Dissecting Tentacles & Traffic Tosses
Dreams, much like toddlers and politicians, rarely make sense at face value. But if you sit with them long enough, they start whispering secrets in strange symbols and familiar feelings. So let’s rewind the reel and squint at what this cinematic chaos might actually be trying to tell me.
Let’s start with the van. A work van barreling down the highway, doors flung open, and me—dutiful as ever—strapping a man into safety gear so I can fling him into danger and “collect the data.” Honestly, it feels like a metaphor for every role I’ve ever had that involved emotional labor. Caretaker. Teacher. Partner. Parent. The one who preps everyone else for survival while secretly wondering if this is just how it’s supposed to go.
The man doesn’t resist. He consents—but not in the “hell yeah!” kind of way. It’s more of a sigh-and-suit-up energy. I know that energy well. It’s the slow erosion of will that comes from being good at something you never really wanted to be good at in the first place. Self-sacrifice dressed as competence. I recognize it because I’ve been both the flinger and the flung.

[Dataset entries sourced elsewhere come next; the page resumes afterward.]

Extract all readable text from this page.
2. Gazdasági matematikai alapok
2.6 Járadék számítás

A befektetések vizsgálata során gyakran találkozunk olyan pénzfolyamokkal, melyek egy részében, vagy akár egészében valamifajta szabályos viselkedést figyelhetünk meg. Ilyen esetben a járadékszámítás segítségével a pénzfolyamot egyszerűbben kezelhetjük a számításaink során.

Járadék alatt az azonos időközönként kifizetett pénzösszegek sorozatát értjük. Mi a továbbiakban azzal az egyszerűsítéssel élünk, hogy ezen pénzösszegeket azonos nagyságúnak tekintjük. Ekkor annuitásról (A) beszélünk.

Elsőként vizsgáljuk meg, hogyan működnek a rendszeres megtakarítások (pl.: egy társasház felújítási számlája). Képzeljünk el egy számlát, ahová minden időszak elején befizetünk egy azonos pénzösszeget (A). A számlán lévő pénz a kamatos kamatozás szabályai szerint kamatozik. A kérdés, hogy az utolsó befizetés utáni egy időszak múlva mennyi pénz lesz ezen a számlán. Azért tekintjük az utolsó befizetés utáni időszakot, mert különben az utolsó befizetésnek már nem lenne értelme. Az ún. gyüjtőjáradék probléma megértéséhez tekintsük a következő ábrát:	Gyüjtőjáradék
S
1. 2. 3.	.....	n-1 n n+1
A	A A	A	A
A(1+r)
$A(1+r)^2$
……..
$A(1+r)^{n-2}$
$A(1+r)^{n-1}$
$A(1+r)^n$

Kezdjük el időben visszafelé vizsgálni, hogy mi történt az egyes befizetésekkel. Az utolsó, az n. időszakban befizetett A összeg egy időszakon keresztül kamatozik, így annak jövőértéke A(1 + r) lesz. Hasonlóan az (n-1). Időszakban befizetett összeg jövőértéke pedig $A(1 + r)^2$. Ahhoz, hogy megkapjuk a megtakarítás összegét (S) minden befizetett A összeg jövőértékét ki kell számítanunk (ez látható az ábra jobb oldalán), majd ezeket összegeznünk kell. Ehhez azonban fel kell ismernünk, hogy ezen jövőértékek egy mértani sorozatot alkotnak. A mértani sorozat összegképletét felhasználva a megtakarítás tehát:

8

And then—smash cut to my childhood bathroom. The site of so many awkward transformations and hidden feelings. I lift my shirt and there they are: violet-blue tentacles sprouting from my abdomen like inconvenient truths. Not threatening. Not violent. Just… there. And I don’t scream or panic. I sigh. That same heavy sigh of resignation.
This isn’t a monster movie. It’s not horror. It’s biology. Something has grown in me, through me, maybe despite me. Something beautiful and strange, and wholly mine. But I don’t celebrate it. I shove it under a shirt and keep going.
Then there’s the bedroom scene—a strange reunion with the man I tossed. Maybe now a lover. He wants play. I want space. He hasn’t seen what I’ve been hiding, and when I show him, he can’t even process it. He doesn’t run. He just… short-circuits. Meanwhile, I return to picking things up. Back to autopilot. Back to managing.
This feels like the heart of it: the moment where vulnerability meets misrecognition. I showed someone my weird, wild, sprouting truth—and they couldn’t meet it. Not with judgment, but with silence. Shock. Maybe the silence of someone who never knew what you were carrying. Maybe the silence of someone who sees you, finally, and doesn’t know what to do with it.
So what is this dream trying to say?
That I’m tired of performing calm while everything inside me is sprouting alien limbs. That I’ve grown things—truths, gifts, aches, art—that no one prepped me to carry, and I’ve gotten used to hiding them in plain sight. That I’ve thrown parts of myself into traffic to “gather the data” for others while forgetting to ask: Who’s strapping me in? Who’s making sure I’m safe?
And maybe—just maybe—it’s time to stop shoving the tentacles back under my shirt. To let them stretch out into the room. To say: this is me—strange, soft, and sacred.
And if someone can’t handle the view?
Well. They can buckle up, or get yeeted out the back of the van.